Fatty acid hydroxylation in rat kidney cortex microsomes
- PMID: 241011
- DOI: 10.1007/BF02116235
Fatty acid hydroxylation in rat kidney cortex microsomes
Abstract
Rat kidney microsomes have been found to catalyze the hydroxylation of medium-chained fatty acids to the omega- and (omego-1)-hydroxy derivatives. This reaction, which requires NADPH and molecular oxygen, is a function of monooxygenase system present in the kidney microsomes, containing NADPH-cytochrome c reductase and cytochrome P-450K. NADH is about half as effective as an electron donor as NADPH and there is an additive effect in the presence of both nucleotides. Cytochrome P-450K absorbs light maximally at 452-3 nm, when it is reduced and bound to carbon monoxide. The extinction coefficient of this complex is 91 mM(-1) cm(-1). Electrons from NADPH are transferred to cytochrome P-450K via the NADPH-cytochrome c reductase. The reduction rate of cytochrome P-450K is stimulated by added fatty acids and the reduction kinetics reveal the presence of endogenous substrates bound to cytochrome P-450K. Both cytochrome P-450K concentration and fatty acid hydroxylation activity in kidney microsomes are increased by starvation.

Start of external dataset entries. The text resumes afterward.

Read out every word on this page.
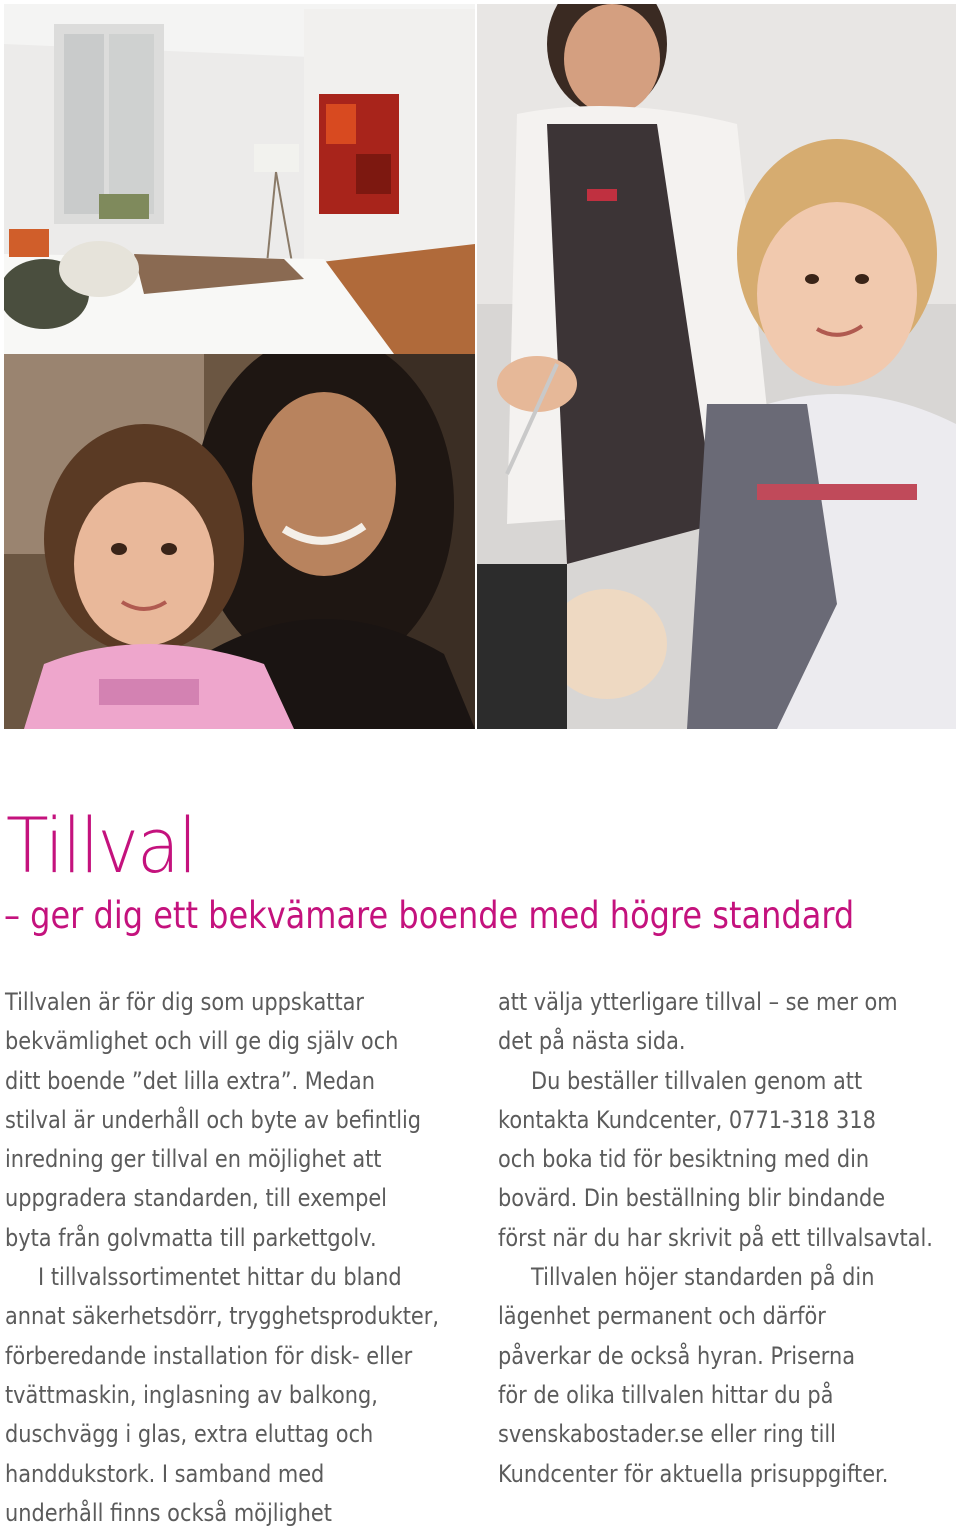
Tillval
– ger dig ett bekvämare boende med högre standard

Tillvalen är för dig som uppskattar

bekvämlighet och vill ge dig själv och

ditt boende ”det lilla extra”. Medan

stilval är underhåll och byte av befintlig

inredning ger tillval en möjlighet att

uppgradera standarden, till exempel

byta från golvmatta till parkettgolv.

I tillvalssortimentet hittar du bland

annat säkerhetsdörr, trygghetsprodukter,

förberedande installation för disk- eller

tvättmaskin, inglasning av balkong,

duschvägg i glas, extra eluttag och

handdukstork. I samband med

underhåll finns också möjlighet

att välja ytterligare tillval – se mer om

det på nästa sida.

Du beställer tillvalen genom att

kontakta Kundcenter, 0771-318 318

och boka tid för besiktning med din

bovärd. Din beställning blir bindande

först när du har skrivit på ett tillvalsavtal.

Tillvalen höjer standarden på din

lägenhet permanent och därför

påverkar de också hyran. Priserna

för de olika tillvalen hittar du på

svenskabostader.se eller ring till

Kundcenter för aktuella prisuppgifter.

On the other hand, phenobarbital treatment of the rats has no effect on either the hemoprotein or the overall hydroxylation reaction and 3,4-benzpyrene administration induces a new species of cytochrome P-450K not involved in fatty acid hydroxylation. Cytochrome P-450K shows, in contrast to liver P-450, high substrate specificity. The only substances forming enzyme-substrate complexes with cytochrome P-450K are the medium-chained fatty acids and certain derivatives of these acids. The chemical requirements for substrate binding include a carbon chain of medium length and at the end of the chain a carbonyl group and a free electron pair on a neighbouring atom. The distance between the binding site for the carbonyl group and the active oxygen is suggested to be in the order of 16 A. This distance fixes the ratio of omega- and (omega-1)-hydroxylated products formed from a certain fatty acid by the single species of cytochrome P-450K involved. The membrane microenvironment seems also to be of importance for the substrate specificity of cytochrome P-450K, since removal of the cytochrome from the membrane lowers its binding specificity to some extent. A comparison between the liver and kidney cytochrome P-450 systems suggests that the kidney cytochrome P-450K system is specialized for fatty acid hydroxylation.